Walaupun Prancis dalam hal ini dikalahkan oleh persaingganya, namun usaha untuk
mendaptka Tunis akan dicapai melalui
jalan lain.
Dalam tahun 1880
itu juga Perdana Menteri Jules Ferry, tokoh Imperialis modern Prancis,
berpendapat bahwa kemenanggan yang di dapat di Afrika Utara akan memberi sukses
padanya dalam pemilihan yang akan datang. Dialah yang membawa Prancis mengikuti
politik ekspansi kolonial yang seluas-luasnya. Tunis akan diserbu. Lebih-lebih
ketika ia mendengar bahwa Bey berkomplot. Dengan konsul Italia untuk menghadapi
pengaruh Prancis di Tunis.
Dengan alasan
menindas suku-suku dari Tunis mengganggu
perbatasan Aljazair, Ferry mengirimkan ekspedisi militer dengan biaya 6 juta
franc. Pada 1881 tentara tersebut dikirimkan dan setelahmereka mencapai ibu
kota, Bey dipaksa menerima protektorat Prancis atas negerinya. Sebuah
perjanjian ditandatangani di Bardo (1881), berisi bahwa sejak itu hubungan
pemerintah Tunis dan konsul-konsul asing diawasi oleh residen Prancis. Prancis
menjanjikan akan melindungi Bey serta wilayahnya terhadap serangan-serangan
lawan. Kepada orang-orang Inggris dijadikan pula, bahwa pelabuhan perang
Bizerte tidak akan diperkuat.
Perjanjian bardo
memberi kuasa kepada orang-orang Prancis untuk mengatur keuangannya di Tunis.
Tentara prancis disebar i seluruh negeri dan pada akhir tahun pendudukan telah
delesai dikerjakan. Pemerintah Prancis kemudian mengumumkan bahwa “pacification” telah selesai.
Akan tetapi
sebenarnya sesudah ditandatangani perjanjian Bardo, terjadilah suatu
pemberontakan di sebelah selatan. Tidak sedikit tentara Prancis yang menjadi
korban dan 38.000 orang harus ditarik mundur. Di dalam parlemen partai radikal
melakukan oposisi keras. Clemenceau menyambut politik Ferry di Tunis itu
sebagai “coup de Bourse”, yaitu suatu penyerbuan yang didasari oleh
kepentingan ekonomi. Tetapi Berry menjawab bahwa kepentingan ekonomi dan strategilah
yang menyebabkan penyerbuan ke Tunis itu.
Pada November
1881 kabinet Ferry jatuh. Gambetta menjadi perdana menteri kabinet baru, tetapi
politiknya tidak sama dengan kebanyakan kaum radikal. Ia tidak menolak
pendudukan Perry terhadap Tunis. Pada 1883, Bey baru dipaksa menandatangani
perjanjian yang menyatakan secara terang-terangan pembentukan protektorat
Prancis atas Tunis dan memberi pinjaman sebanyak 125 juta franc kepada Bey.
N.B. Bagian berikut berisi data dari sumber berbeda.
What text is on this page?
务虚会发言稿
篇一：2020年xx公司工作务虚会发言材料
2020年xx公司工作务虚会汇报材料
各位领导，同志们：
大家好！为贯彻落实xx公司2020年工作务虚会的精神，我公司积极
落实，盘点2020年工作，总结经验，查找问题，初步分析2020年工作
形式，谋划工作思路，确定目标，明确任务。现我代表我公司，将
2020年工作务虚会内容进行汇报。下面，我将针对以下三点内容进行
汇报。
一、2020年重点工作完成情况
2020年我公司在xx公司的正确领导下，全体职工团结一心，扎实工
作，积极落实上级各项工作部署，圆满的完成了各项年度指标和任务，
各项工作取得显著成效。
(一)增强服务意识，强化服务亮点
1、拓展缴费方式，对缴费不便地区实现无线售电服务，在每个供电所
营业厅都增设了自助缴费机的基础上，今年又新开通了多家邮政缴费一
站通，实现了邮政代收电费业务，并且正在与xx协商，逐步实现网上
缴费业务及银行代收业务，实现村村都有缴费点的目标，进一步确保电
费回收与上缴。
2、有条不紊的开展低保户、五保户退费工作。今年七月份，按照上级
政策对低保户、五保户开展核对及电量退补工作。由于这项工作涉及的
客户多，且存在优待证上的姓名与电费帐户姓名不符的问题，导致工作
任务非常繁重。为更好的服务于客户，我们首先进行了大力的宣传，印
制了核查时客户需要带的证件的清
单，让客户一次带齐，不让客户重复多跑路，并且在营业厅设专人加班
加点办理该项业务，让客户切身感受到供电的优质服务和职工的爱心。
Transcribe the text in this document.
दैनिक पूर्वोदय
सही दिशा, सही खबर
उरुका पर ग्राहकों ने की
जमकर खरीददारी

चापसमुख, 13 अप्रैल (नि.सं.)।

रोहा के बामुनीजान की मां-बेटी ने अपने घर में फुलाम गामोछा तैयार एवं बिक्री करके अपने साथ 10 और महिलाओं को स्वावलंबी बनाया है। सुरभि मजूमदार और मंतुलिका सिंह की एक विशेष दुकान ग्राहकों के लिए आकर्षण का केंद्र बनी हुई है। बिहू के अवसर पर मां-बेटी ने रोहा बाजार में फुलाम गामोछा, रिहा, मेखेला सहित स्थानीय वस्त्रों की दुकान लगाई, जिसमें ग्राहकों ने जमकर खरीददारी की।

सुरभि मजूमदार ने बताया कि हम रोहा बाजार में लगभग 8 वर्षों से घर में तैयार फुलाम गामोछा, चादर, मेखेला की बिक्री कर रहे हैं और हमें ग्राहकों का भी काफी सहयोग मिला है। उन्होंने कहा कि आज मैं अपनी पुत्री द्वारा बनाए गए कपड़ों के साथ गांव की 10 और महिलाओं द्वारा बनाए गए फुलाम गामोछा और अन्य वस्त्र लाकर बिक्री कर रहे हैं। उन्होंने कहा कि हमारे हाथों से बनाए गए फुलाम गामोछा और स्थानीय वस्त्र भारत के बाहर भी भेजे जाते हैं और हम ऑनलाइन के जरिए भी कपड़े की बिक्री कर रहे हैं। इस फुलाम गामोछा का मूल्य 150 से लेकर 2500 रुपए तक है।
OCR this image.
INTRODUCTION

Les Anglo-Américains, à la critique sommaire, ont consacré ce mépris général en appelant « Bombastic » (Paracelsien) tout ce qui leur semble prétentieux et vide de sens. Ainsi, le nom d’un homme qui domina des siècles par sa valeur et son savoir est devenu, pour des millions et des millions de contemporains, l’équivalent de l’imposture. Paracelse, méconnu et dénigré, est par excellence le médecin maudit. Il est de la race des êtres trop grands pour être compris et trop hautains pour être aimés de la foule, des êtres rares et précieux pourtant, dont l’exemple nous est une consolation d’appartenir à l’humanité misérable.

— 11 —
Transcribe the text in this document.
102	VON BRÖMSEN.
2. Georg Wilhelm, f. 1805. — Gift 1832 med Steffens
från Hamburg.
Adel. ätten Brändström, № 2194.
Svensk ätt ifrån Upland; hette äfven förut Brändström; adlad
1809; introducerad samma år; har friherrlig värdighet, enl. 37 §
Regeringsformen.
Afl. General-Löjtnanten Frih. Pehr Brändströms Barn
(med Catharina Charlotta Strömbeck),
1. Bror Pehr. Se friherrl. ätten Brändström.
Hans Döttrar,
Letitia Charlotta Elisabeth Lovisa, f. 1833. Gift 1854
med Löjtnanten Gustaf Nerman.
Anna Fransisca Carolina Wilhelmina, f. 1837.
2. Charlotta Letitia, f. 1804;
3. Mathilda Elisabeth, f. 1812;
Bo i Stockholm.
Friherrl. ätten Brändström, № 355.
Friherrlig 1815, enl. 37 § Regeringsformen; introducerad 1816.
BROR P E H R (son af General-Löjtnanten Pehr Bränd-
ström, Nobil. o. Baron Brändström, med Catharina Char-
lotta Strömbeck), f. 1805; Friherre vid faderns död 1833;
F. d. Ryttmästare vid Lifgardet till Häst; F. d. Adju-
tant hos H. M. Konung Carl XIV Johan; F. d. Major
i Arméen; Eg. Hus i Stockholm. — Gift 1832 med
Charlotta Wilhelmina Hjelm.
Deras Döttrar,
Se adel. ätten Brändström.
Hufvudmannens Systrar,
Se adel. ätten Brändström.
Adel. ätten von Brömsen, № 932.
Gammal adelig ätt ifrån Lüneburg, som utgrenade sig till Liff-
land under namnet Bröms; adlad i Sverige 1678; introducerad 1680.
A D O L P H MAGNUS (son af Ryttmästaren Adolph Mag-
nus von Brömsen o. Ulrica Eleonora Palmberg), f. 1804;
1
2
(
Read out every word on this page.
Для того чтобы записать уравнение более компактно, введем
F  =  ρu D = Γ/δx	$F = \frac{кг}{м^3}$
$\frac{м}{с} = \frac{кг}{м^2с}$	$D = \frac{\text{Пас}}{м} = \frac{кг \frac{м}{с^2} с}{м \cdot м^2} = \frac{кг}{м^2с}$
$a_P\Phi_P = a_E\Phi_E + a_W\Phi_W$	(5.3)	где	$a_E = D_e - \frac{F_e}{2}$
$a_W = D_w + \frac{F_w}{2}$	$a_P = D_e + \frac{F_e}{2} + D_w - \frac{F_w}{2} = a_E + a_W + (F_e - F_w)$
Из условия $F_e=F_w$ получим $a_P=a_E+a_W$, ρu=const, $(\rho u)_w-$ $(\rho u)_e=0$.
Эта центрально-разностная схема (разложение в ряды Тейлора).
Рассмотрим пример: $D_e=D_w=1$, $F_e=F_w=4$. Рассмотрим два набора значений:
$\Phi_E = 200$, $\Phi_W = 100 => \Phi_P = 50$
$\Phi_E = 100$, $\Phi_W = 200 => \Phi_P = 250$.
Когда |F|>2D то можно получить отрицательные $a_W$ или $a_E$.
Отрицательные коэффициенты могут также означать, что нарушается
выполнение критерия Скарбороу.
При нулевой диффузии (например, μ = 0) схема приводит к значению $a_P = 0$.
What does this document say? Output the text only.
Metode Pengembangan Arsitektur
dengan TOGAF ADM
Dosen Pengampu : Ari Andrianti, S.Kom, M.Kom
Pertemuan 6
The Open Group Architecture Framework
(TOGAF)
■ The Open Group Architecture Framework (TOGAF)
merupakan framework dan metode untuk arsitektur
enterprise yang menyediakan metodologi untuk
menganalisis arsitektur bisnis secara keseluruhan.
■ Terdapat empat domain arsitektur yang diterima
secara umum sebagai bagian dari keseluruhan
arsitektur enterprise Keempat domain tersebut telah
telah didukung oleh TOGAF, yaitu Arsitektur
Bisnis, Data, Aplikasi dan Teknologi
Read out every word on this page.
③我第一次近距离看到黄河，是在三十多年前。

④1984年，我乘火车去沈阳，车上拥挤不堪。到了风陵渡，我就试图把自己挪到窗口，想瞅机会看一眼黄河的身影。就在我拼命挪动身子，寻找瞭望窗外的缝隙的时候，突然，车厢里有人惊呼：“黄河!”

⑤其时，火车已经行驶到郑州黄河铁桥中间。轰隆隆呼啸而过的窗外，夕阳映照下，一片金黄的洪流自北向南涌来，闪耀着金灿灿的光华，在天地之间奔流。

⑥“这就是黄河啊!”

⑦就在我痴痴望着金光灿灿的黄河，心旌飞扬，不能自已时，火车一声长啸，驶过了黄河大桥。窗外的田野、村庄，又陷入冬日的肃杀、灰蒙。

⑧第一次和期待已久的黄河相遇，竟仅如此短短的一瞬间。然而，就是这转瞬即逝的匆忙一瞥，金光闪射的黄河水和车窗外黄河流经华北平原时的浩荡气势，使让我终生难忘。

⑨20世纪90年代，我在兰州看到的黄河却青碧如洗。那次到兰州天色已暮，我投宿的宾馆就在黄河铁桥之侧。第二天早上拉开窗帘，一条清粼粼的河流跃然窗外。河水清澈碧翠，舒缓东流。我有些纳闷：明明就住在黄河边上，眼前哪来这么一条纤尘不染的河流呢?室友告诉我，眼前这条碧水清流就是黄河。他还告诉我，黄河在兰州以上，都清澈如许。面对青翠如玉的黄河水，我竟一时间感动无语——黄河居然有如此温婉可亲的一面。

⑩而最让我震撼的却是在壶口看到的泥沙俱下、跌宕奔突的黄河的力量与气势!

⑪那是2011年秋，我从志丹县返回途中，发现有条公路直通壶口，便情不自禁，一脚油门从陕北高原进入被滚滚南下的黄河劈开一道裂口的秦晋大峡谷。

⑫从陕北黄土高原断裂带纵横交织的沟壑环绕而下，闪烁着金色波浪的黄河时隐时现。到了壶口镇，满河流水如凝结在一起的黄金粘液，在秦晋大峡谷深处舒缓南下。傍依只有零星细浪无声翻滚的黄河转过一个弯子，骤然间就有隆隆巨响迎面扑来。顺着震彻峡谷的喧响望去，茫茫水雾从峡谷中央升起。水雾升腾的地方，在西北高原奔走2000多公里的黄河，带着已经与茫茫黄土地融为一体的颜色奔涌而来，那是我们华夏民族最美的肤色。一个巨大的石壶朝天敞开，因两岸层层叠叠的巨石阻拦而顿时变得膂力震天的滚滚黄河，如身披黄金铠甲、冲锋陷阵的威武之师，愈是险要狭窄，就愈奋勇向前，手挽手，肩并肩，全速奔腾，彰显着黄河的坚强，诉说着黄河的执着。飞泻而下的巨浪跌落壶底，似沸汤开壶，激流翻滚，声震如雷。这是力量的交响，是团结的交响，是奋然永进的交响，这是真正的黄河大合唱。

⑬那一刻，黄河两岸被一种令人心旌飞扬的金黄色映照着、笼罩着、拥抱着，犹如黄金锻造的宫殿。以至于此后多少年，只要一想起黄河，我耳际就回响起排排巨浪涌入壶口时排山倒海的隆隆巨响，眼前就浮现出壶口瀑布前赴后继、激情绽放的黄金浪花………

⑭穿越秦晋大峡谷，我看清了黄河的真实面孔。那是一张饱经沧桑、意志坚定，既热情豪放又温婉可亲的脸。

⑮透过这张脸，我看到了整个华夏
Jelaslah bahwa karena masalah uang, Tunis kehilangan kemerdekaannya.
2.2 Afrika Timur Laut
Afrika timur
laut meliputi kawasan Djibouti, Ethiopia, Sudan, Eritre, Somalia
Sejak zaman
sebelum berlansung imperialisme modern, Obock adalah koloni Prancis. Pada 1882
seluruh kota dibeli dari Sultan pemilik daerah dengan harga 30.000 franc.
Ketika Inggris menutup bandar aden bagi kapal-kapal Prancis pada waktu terjadi
perang Tonkin, prancis memutuskan akan mendirikan pangkalan laut di Obock.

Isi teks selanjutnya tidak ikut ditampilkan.